A friend’s post took me to this raging debate about Kikuyu men with women’s names for a surname, and how one non-Kikuyu man has created a stink from it.

Short story:

I went to Primary school with a boy called Peter Wanjiru. Standard 7. I knew nothing. Our teacher used to make fun of poor Peter all the time, called him son of a woman every time he called out the class roster and wash it down with a big laugh.

There we were, children, being introduced to “son of a woman” as an insult. Peter would answer “present” and blink back tears. He may not have understood things cultural but I suppose the tone of derision would have gone straight to his little heart. Imagine that.

If Peter’s mother would have come to school– this thought came later after I grew some more and learnt of the stupid things adults say about each other– if Peter’s mother would have come to school on account of her weeping son, she would have called that teacher the k word. He was Luo. Then we would have learnt a new insult. Your mother! Your foreskin! Blow for blow.


Feminine identity is a power some African cultures tapped into during war time. Male warriors would dress like women to achieve a dual identity, either they believed it gave them mystical powers, like Kinjeketile’s sacred water– don’t ask, or it helped unsettle of the enemy’s mind, like psyops.

During Liberia’s civil war, militia drawn from local ethnicities tapped into this tactic in very colorful ways.
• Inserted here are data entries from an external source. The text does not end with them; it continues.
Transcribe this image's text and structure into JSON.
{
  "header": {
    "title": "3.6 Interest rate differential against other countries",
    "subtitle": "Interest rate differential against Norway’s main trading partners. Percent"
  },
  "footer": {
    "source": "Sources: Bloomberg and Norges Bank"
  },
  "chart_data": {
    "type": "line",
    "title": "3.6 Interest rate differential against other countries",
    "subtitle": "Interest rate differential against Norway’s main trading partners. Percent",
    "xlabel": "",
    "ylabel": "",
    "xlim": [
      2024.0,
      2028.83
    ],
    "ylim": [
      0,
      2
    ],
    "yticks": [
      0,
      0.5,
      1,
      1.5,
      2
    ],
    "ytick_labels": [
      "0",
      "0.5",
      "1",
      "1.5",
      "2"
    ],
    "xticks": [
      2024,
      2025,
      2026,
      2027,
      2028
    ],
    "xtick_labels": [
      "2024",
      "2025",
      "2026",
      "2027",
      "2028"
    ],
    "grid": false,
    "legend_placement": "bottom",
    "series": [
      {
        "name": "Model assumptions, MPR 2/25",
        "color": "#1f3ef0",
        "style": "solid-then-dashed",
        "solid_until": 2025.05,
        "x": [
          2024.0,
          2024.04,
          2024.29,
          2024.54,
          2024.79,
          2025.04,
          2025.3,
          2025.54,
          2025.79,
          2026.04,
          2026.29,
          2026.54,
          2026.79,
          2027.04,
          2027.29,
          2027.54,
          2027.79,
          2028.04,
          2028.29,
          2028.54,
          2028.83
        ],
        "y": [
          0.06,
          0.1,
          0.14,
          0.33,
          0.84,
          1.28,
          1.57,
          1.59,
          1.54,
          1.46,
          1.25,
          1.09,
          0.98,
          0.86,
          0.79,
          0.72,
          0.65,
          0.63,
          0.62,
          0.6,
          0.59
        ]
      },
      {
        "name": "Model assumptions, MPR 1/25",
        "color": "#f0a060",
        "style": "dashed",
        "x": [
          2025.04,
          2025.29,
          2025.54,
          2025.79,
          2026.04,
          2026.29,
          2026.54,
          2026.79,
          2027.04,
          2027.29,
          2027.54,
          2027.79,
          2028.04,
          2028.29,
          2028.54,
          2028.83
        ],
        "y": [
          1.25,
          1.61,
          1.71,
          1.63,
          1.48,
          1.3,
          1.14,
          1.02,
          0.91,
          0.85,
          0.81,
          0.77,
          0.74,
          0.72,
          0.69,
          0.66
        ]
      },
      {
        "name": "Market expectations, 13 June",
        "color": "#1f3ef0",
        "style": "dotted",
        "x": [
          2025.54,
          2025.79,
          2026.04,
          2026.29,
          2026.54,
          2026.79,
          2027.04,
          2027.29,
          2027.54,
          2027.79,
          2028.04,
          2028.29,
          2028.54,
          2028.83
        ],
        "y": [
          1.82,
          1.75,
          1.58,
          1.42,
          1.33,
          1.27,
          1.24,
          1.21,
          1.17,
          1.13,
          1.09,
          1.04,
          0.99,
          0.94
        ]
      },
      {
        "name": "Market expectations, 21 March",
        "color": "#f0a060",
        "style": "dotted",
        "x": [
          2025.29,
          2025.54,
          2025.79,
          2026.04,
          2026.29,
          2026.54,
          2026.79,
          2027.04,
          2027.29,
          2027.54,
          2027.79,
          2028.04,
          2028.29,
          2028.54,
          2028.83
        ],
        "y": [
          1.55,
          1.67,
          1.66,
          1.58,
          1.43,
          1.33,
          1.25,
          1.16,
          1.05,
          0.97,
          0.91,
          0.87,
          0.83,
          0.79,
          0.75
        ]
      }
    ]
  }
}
If these soldiers had called themselves by their mothers’ names, it would have been an act of invoking courage.

This fluid identity phenomenon had existed for millennia in African cultures, mostly now decimated by western Christianity. It recognized the dual male-female as extreme ends of a spectrum, and if you could tap into both extremes at the same time, you would achieve mystical powers.

If you look at this phenomenon through the eyes of present-day western gender identification, you’ll completely miss the point. You’ll miss the wealth of how African cultures had evolved the human identity over thousands of years– and lost it all in in the flood of disremembering. But you can still see evidence of it, most powerfully in African languages.

I’m saying Old Africa was not as confused about the feminine identity as westernized Africa seems to be. Our ancestors revered the feminine (especially the birthing feminine, and that’s a complex story for another day). Peter Wanjiru, wherever you are, power to you, son of a woman.